Las ciudades son marcas que los humanos hacemos en la Tierra, pero también son complejos que nos marcan a nosotros. Que las ciudades son construcciones humanas es una obviedad que no parece merecer más comentarios. Pero además de ser una construcción objetiva, si se me permite la expresión, las ciudades son también construcciones subjetivas. Con construcción objetiva quiero decir que las calles, las casas, las vías, los hospitales y las cloacas se construyen por personas; los códigos de construcción se aprueban – ya sea por consenso, negociación o de sopetón – y se hacen elecciones y todos los muchísimos etcéteras que vienen con una ciudad.
Pero digo que también hay una construcción subjetiva. Cada uno se hace su ciudad; más o menos elige dónde vivir, qué recorridos urbanos hacer, qué servicios culturales consumir y aquí también entran un montón de etcéteras. La historia personal de cada uno también moldea esa ciudad subjetiva, de modo que no hay dos personas para quienes la ciudad sea la misma. Mi Buenos Aires tiene mucho centro, Recoleta y Retiro, pero también el eje de la línea Retiro-Tigre; y Avellaneda es un poco mía porque soy del Rojo. Conozco una chica para quien casi cualquier cosa dentro de la General Paz es “el centro”; y para mi amiga Nati, Martínez es casi General Acha, La Pampa. El hermano de un amigo que vivió toda su vida en San Isidro exclamó una noche al ver los carteles luminosos alededor del obelisco, sorprendido: “¡Uh! ¡Esto es Las Vegas!”
En esa construcción subjetiva, uno va dejando marcas en la ciudad, y con el tiempo la ciudad nos va devolviendo como un espejo los signos de nuestra propia historia. Ayer mismo la ciudad me devolvió parte de mi historia y me hizo saber, celosa, que ella guarda mucho más de mí de lo que yo creía. Es que, esperando un tren, vi delante de una torre en construcción el remanente de la fachada de un viejo edificio. Sobre una pintura verde bastante castigada por el paso del tiempo se leía en blanco “Pizzería – Restaurante”. A un costado, o arriba, no recuerdo bien, había estado el nombre: “Tío Paco”.
Nunca entré a “Tío Paco”, porque yo dejé mi marca antes de “Tío Paco”, cuando era sólo “el bar de la estación”, sin nombre y atendido por un mozo joven, petiso y morocho que se llamaba Pablo. Teníamos 17 o 18 y, creyéndonos muy importantes, lo llamábamos siempre por su nombre. Almorzábamos ahí por lo menos dos veces por semana, porque siempre había un menú razonable que venía con gaseosa o “cuarto de litro de vino de la casa”, que más de una vez tomamos antes de volver a clase de literatura inglesa y la lectura de “Anthony and Cleopatra” o alguna otra obra de Shakespeare. Un par de veces nos cruzamos con “el Gómez”, quien se tomaba el cuarto de litro de la casa y hacía como si no nos hubiera visto tomando el nuestro. Aprendimos mucho de ese silencio, de ese no mirar del Sr. Gómez.
No sólo almorzaba en "el boliche", como le decíamos. Resulta que en esa época me costaba mucho dormir, aunque no había Internet y los canales de televisión dejaban de emitir a una cierta hora. Igual no me podía dormir y me quedaba leyendo hasta tardísimo. A las mañanas me costaba levantarme, y por eso en mi último año de secundario estuve a media falta de quedar libre a fuerza de quedarme dormido y llegar tarde.
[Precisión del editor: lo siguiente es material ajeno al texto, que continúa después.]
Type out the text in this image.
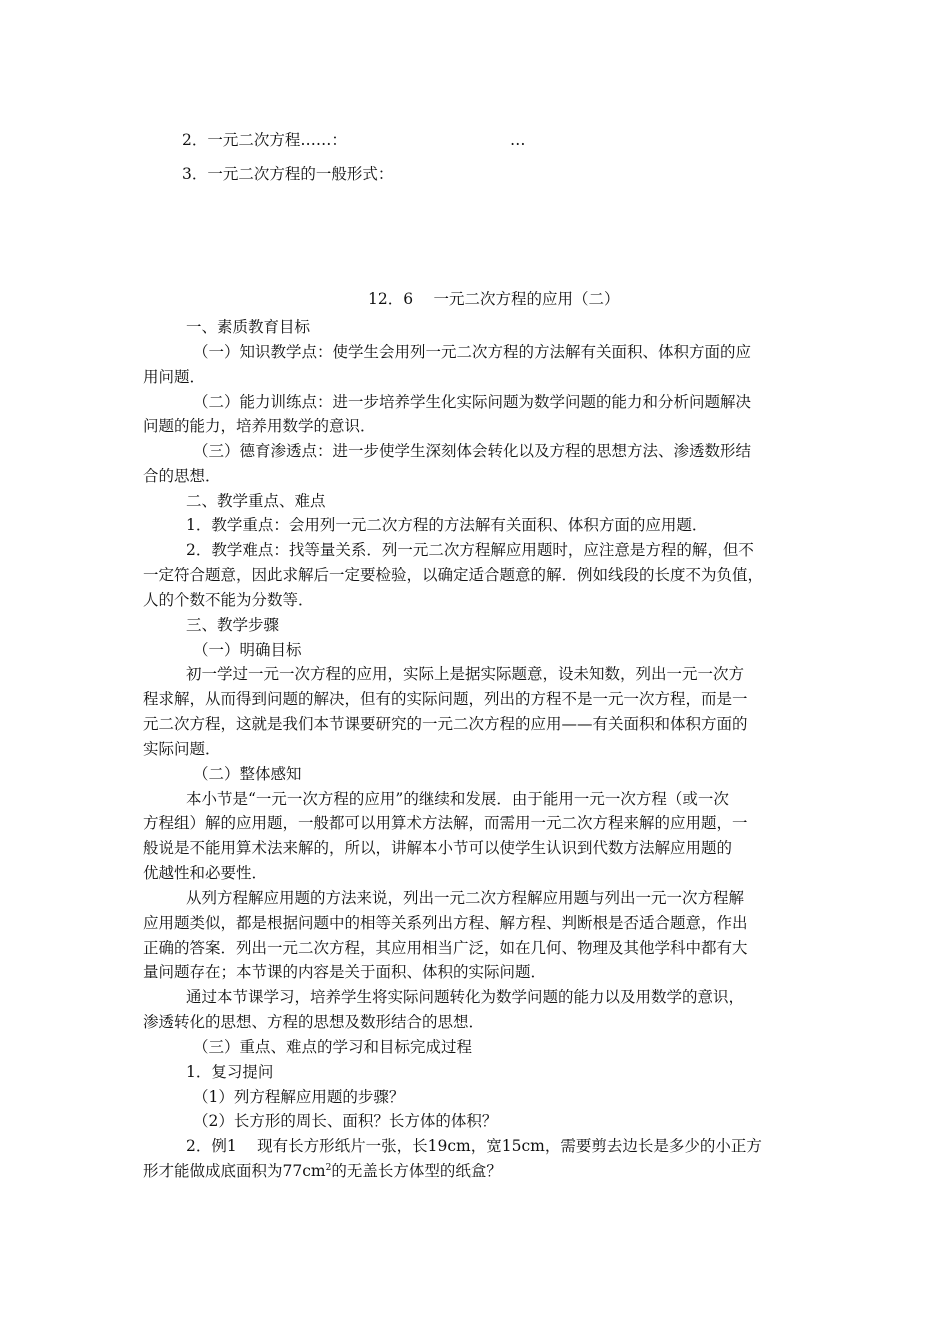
2．一元二次方程……：	…
3．一元二次方程的一般形式：
12．6　 一元二次方程的应用（二）
一、素质教育目标
（一）知识教学点：使学生会用列一元二次方程的方法解有关面积、体积方面的应
用问题．
（二）能力训练点：进一步培养学生化实际问题为数学问题的能力和分析问题解决
问题的能力，培养用数学的意识．
（三）德育渗透点：进一步使学生深刻体会转化以及方程的思想方法、渗透数形结
合的思想．
二、教学重点、难点
1．教学重点：会用列一元二次方程的方法解有关面积、体积方面的应用题．
2．教学难点：找等量关系．列一元二次方程解应用题时，应注意是方程的解，但不
一定符合题意，因此求解后一定要检验，以确定适合题意的解．例如线段的长度不为负值，
人的个数不能为分数等．
三、教学步骤
（一）明确目标
初一学过一元一次方程的应用，实际上是据实际题意，设未知数，列出一元一次方
程求解，从而得到问题的解决，但有的实际问题，列出的方程不是一元一次方程，而是一
元二次方程，这就是我们本节课要研究的一元二次方程的应用——有关面积和体积方面的
实际问题．
（二）整体感知
本小节是“一元一次方程的应用”的继续和发展．由于能用一元一次方程（或一次
方程组）解的应用题，一般都可以用算术方法解，而需用一元二次方程来解的应用题，一
般说是不能用算术法来解的，所以，讲解本小节可以使学生认识到代数方法解应用题的
优越性和必要性．
从列方程解应用题的方法来说，列出一元二次方程解应用题与列出一元一次方程解
应用题类似，都是根据问题中的相等关系列出方程、解方程、判断根是否适合题意，作出
正确的答案．列出一元二次方程，其应用相当广泛，如在几何、物理及其他学科中都有大
量问题存在；本节课的内容是关于面积、体积的实际问题．
通过本节课学习，培养学生将实际问题转化为数学问题的能力以及用数学的意识，
渗透转化的思想、方程的思想及数形结合的思想．
（三）重点、难点的学习和目标完成过程
1．复习提问
（1）列方程解应用题的步骤？
（2）长方形的周长、面积？长方体的体积？
2．例1　 现有长方形纸片一张，长19cm，宽15cm，需要剪去边长是多少的小正方
形才能做成底面积为$77cm^2$的无盖长方体型的纸盒？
Cuando me quedaba dormido me escapaba de casa sin desayunar para que mi viejo no me matara, pero como igual en el colegio ya me ponían la falta entera, me iba al bar de la estación. Leía el diario y hablaba con Omar, el dueño.
Omar me parecía una fuente de sabiduría insuperable. Era morocho y tenía bigotes; lo recuerdo como un señor grande aunque quizás no llegara a los 36 que tengo hoy. Fue toda una relación hasta que me dijo que vendía el boliche para poner una pizzería en Chacarita. Esa fue la primera marca que le puse a Chacarita: la de Omar. Incluso tuve la fantasía de ir a buscar la pizzería por el barrio, como si sólo fueran tres cuadras.
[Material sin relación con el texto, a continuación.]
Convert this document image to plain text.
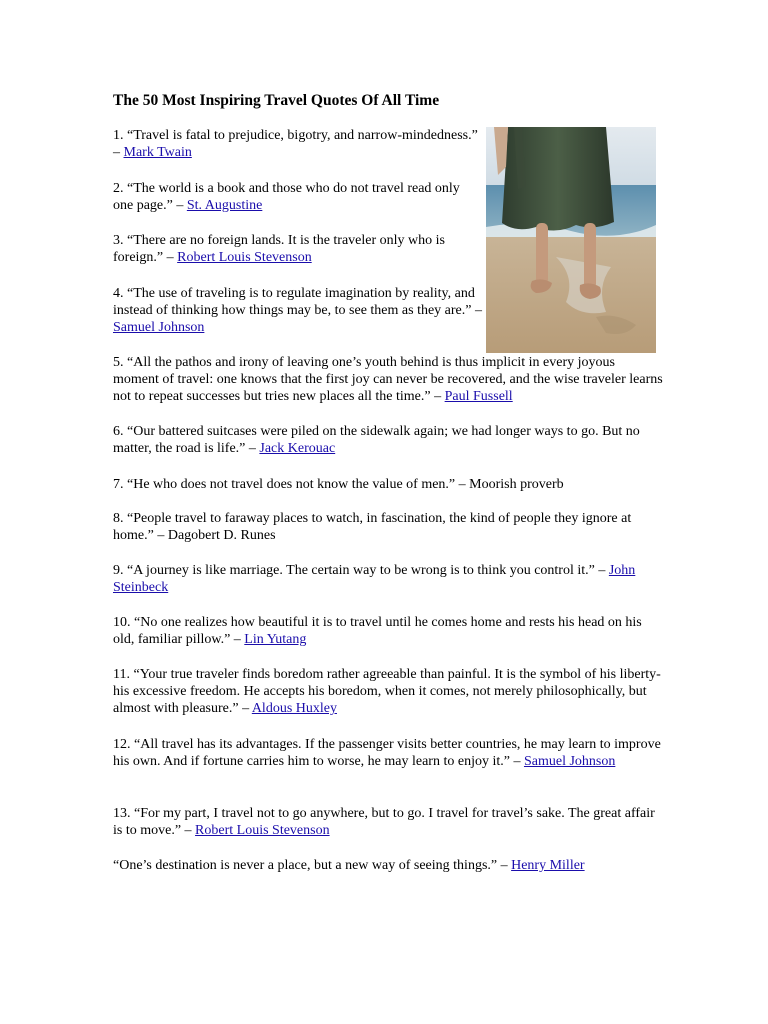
The 50 Most Inspiring Travel Quotes Of All Time

1. “Travel is fatal to prejudice, bigotry, and narrow-mindedness.” – Mark Twain

2. “The world is a book and those who do not travel read only one page.” – St. Augustine

3. “There are no foreign lands. It is the traveler only who is foreign.” – Robert Louis Stevenson

4. “The use of traveling is to regulate imagination by reality, and instead of thinking how things may be, to see them as they are.” – Samuel Johnson

5. “All the pathos and irony of leaving one’s youth behind is thus implicit in every joyous moment of travel: one knows that the first joy can never be recovered, and the wise traveler learns not to repeat successes but tries new places all the time.” – Paul Fussell

6. “Our battered suitcases were piled on the sidewalk again; we had longer ways to go. But no matter, the road is life.” – Jack Kerouac

7. “He who does not travel does not know the value of men.” – Moorish proverb

8. “People travel to faraway places to watch, in fascination, the kind of people they ignore at home.” – Dagobert D. Runes

9. “A journey is like marriage. The certain way to be wrong is to think you control it.” – John Steinbeck

10. “No one realizes how beautiful it is to travel until he comes home and rests his head on his old, familiar pillow.” – Lin Yutang

11. “Your true traveler finds boredom rather agreeable than painful. It is the symbol of his liberty-his excessive freedom. He accepts his boredom, when it comes, not merely philosophically, but almost with pleasure.” – Aldous Huxley

12. “All travel has its advantages. If the passenger visits better countries, he may learn to improve his own. And if fortune carries him to worse, he may learn to enjoy it.” – Samuel Johnson

13. “For my part, I travel not to go anywhere, but to go. I travel for travel’s sake. The great affair is to move.” – Robert Louis Stevenson

“One’s destination is never a place, but a new way of seeing things.” – Henry Miller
El boliche de la estación desapareció hace casi veinte años y la pizzería “Tío Paco” estuvo cerrada por unos cuantos de ellos. Pero ahora realmente van a sacar esa marca mía en la ciudad. Van a destruir un poquito mi ciudad, para construir la ciudad de otros. Es inminente la desaparición del cascarón de un lugar clave de mi adolescencia, donde hablé de fútbol y mujeres, donde estuve a punto de pelearme con un amigo por una novia, donde me cambié un par de veces para ir a la cancha. De esa desaparición está surgiendo un edificio en el que seguramente vivirán muchas familias durante décadas. Serán nuevas marcas, pero marcas de otros.